5. Immigration: earned citizenship with the ‘Dream Card’.
a. Allow 7 million illegal workers to apply for a Dream Card with Office Immigration and Naturalization Services (INS).  Provide employer certified letter of employment, last 12 month W-2/1099 stub, pay any Medicare/FICA and income tax, and provide proof of residence (lease agreement or property title).  If worker is crime-free and maintains full-time work, worker can apply for citizenship including dependents in 3-5 years.  In the meantime, the worker and dependents can enjoy access to public school system (first access to current citizens), Medicaid program, and other social services.

6. Housing: Privatize public housing projects.
a. Allow public housing units to become self-governed with HUD supervision at start. Buildings can evict undesired tenants.
b. Privatize building administration to interested companies
c. Provide crime-free residents with a full-time job an equity voucher (in lieu of multi-year living costs) so they can purchase an apartment or home.  Government retains co-title to property for 2-3 years until resident proves they are able to responsibly pay the home mortgage.  There are 2.0 million public housing residents and 4.7 million in Section 8 rent-subsidized homes.  For those who are working, let’s get them out on their own so they can build a brighter future and build equity in their home.
d. Over-time, the government sell the housing projects for other development purposes.

7. Repeal ObamaCare and replace with market-based solutions.
a. 7-8% compound annual growth rate in health care premiums (now $13,000/family) has directly eroded middle income salary growth.  Employers have paid insurance companies instead of workers.  ObamaCare’s mandated minimum benefits, community rating, community coverage for pre-existing conditions, eligibility to age 26 on family policy, and individual and employer insurance mandate or fines are only going to INCREASE the cost of health care.  Early estimates show that higher deductibles and premiums are roughly 20-30% across the board.  That means family health care coverage under ObamaCare costs roughly $16,000, which is more than 100% of the annual US minimum wage ($7.25×2,000 hours = $14,500)!  Clearly, new health insurance regulations make hiring and wealth creation more difficult especially for entry level workers and families!! We need to repeal ObamaCare immediately.
b. My health care solution is here: Health care solution.  People with catastrophic conditions should be part of state health insurance risk pool. People with pre-existing conditions should be able to find coverage with some higher payment that is capped by law.

8. Rejuvenate incarcerated and welfare population with new job training.
We have 1.7 million people in US prison, 2 million in public housing, and 4.7 million in Section 8 housing.  Let’s replicate the highly successful Twin Cities RISE program for this population.  Let’s motivate employers and individuals to fund job/vocational training programs in our communities with charitable funds and then provide a state and/or federal bonus linked to successful job placement as well as year one and year two job retention.  The State of Minnesota pays RISE $9,000 per new job for a former welfare recipient and another $9,000 after year one job retention.  The program saves welfare costs, incarceration costs, and reduces recidivism rates.  Twin Cities RISE: public-private pay for performance job training and placement.  And let’s get them into the $10,000/year 401(k) investing program too so they can have a realistic shot at the American Dream.

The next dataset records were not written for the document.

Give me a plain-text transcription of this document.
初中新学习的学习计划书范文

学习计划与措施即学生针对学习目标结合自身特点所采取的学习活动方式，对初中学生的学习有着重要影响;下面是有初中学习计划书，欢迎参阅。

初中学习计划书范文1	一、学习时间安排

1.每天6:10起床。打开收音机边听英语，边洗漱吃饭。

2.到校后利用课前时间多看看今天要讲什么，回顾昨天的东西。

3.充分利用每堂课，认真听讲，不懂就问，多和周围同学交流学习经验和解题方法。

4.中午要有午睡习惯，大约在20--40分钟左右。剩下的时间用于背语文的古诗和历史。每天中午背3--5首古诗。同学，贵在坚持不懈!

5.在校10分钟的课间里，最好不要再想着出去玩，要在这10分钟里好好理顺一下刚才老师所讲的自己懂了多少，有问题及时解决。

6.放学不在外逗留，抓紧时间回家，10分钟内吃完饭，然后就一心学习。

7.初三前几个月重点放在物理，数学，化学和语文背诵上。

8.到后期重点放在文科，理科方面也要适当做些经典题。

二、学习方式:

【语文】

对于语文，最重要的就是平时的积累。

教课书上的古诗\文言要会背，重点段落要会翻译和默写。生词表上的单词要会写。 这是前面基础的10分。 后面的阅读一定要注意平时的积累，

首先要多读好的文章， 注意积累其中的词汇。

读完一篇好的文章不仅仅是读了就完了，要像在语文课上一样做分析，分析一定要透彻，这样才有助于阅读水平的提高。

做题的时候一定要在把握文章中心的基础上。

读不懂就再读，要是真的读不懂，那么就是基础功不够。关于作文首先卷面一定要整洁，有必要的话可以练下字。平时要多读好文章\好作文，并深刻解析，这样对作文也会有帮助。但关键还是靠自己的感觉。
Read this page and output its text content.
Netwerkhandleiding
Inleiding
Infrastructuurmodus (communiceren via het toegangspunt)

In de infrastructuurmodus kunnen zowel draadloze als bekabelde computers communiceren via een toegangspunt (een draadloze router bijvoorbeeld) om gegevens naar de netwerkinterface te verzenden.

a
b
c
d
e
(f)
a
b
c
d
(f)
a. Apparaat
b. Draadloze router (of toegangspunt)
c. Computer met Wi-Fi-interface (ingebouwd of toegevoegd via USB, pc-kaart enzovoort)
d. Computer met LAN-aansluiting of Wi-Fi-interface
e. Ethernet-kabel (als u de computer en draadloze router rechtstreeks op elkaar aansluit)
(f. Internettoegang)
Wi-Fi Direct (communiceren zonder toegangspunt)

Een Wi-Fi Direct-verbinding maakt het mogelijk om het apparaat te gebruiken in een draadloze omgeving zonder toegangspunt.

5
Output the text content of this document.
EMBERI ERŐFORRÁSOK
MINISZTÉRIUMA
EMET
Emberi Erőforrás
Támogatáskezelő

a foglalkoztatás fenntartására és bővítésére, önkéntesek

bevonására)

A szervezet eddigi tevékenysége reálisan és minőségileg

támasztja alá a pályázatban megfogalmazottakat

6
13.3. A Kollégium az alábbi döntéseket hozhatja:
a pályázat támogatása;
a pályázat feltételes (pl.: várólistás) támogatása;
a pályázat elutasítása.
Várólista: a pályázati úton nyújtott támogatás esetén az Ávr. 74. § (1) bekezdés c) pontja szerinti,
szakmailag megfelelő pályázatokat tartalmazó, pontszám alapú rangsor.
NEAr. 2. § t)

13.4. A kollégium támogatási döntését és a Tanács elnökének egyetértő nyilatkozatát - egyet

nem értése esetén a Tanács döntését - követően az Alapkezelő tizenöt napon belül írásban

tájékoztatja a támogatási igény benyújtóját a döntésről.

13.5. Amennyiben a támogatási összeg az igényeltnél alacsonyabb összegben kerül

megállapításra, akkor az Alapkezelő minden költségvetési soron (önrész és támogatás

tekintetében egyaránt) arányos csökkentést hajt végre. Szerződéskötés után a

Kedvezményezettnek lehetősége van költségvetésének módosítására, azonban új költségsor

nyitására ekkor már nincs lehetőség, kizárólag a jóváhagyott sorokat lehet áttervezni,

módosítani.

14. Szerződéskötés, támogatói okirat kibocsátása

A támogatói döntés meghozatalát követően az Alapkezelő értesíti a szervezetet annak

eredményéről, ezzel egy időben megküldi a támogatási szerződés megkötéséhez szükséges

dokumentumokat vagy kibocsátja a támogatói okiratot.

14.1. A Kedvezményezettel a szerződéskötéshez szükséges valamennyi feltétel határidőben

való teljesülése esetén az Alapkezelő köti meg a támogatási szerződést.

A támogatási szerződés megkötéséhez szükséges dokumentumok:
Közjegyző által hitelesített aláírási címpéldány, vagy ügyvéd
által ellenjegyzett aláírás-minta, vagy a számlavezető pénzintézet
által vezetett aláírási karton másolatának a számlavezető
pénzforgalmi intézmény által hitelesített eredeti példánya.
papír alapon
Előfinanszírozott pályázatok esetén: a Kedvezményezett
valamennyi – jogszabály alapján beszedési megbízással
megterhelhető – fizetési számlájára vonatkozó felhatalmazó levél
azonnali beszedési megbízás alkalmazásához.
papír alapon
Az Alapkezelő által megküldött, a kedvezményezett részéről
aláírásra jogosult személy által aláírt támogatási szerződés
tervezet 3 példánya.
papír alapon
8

In summary, the solution is simple: empower people to work, save, and invest long-term and provide a government administered framework to ensure we the people, achieve these desired outcomes.  We continue Social Security, Medicare, and Medicaid programs, but make them personally-owned and controlled, and privately managed. In all cases, we focus on better outcomes with same or better benefit level at a lower cost to the government.  In health care, we increase provider transparency, free market price/service competition among carriers, and consumer accountability and rewards for consumption decisions while limiting medical malpractice liability.  And most importantly, the most disenfranchised in our society have a much more clear path to reclaim the American Dream.